Een onderwerp dat menig fiscalist op de lippen ligt bestorven, is de wens om tot een vereenvoudigde belastingwetgeving te komen. Ik betoog dat dit niet meer is dan een wensdroom en nimmer realiteit zal worden. Met een eenvoudiger uit te voeren belastingwetgeving zou de inzichtelijkheid en het draagvlak voor de hier te lande geheven belasting sterk verbeteren en, met een modewoord, ‘compliance bevorderen’. Ik richt mij in deze bijdrage in het bijzonder op de particulier als belastingbetaler. Mag ik u bij de hand nemen?

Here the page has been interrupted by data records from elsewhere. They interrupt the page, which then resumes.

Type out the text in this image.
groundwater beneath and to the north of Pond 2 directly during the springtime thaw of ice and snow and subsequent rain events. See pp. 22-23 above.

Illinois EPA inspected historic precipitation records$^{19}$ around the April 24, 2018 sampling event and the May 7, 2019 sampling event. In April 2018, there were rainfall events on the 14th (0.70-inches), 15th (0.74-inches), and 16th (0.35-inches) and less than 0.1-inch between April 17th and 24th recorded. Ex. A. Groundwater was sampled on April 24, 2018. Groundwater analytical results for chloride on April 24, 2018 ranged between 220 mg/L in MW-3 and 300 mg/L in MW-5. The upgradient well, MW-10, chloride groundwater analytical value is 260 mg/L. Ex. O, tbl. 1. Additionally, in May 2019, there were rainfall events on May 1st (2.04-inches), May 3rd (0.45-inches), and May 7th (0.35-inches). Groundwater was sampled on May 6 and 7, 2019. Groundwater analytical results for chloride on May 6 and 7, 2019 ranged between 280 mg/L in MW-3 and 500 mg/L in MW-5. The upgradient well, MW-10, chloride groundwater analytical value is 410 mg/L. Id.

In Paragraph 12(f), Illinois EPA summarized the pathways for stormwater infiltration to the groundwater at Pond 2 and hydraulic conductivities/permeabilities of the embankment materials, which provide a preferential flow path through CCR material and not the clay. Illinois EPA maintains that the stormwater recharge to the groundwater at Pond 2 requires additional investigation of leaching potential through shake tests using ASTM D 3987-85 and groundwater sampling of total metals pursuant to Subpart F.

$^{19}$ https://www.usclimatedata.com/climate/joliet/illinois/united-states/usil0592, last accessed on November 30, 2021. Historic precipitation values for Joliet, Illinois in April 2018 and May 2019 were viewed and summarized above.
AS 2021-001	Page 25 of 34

In het streven om zuiniger met energie om te gaan en daarmee het klimaat te sparen, worden veelvuldig zonnepanelen op daken geplaatst. De vraag of dit een economische activiteit vormt die tot ondernemerschap voor de omzetbelasting leidt, is inmiddels voldoende toegelicht; zie daartoe onder meer de website van de Belastingdienst waar alle vragen op dit punt worden beantwoord.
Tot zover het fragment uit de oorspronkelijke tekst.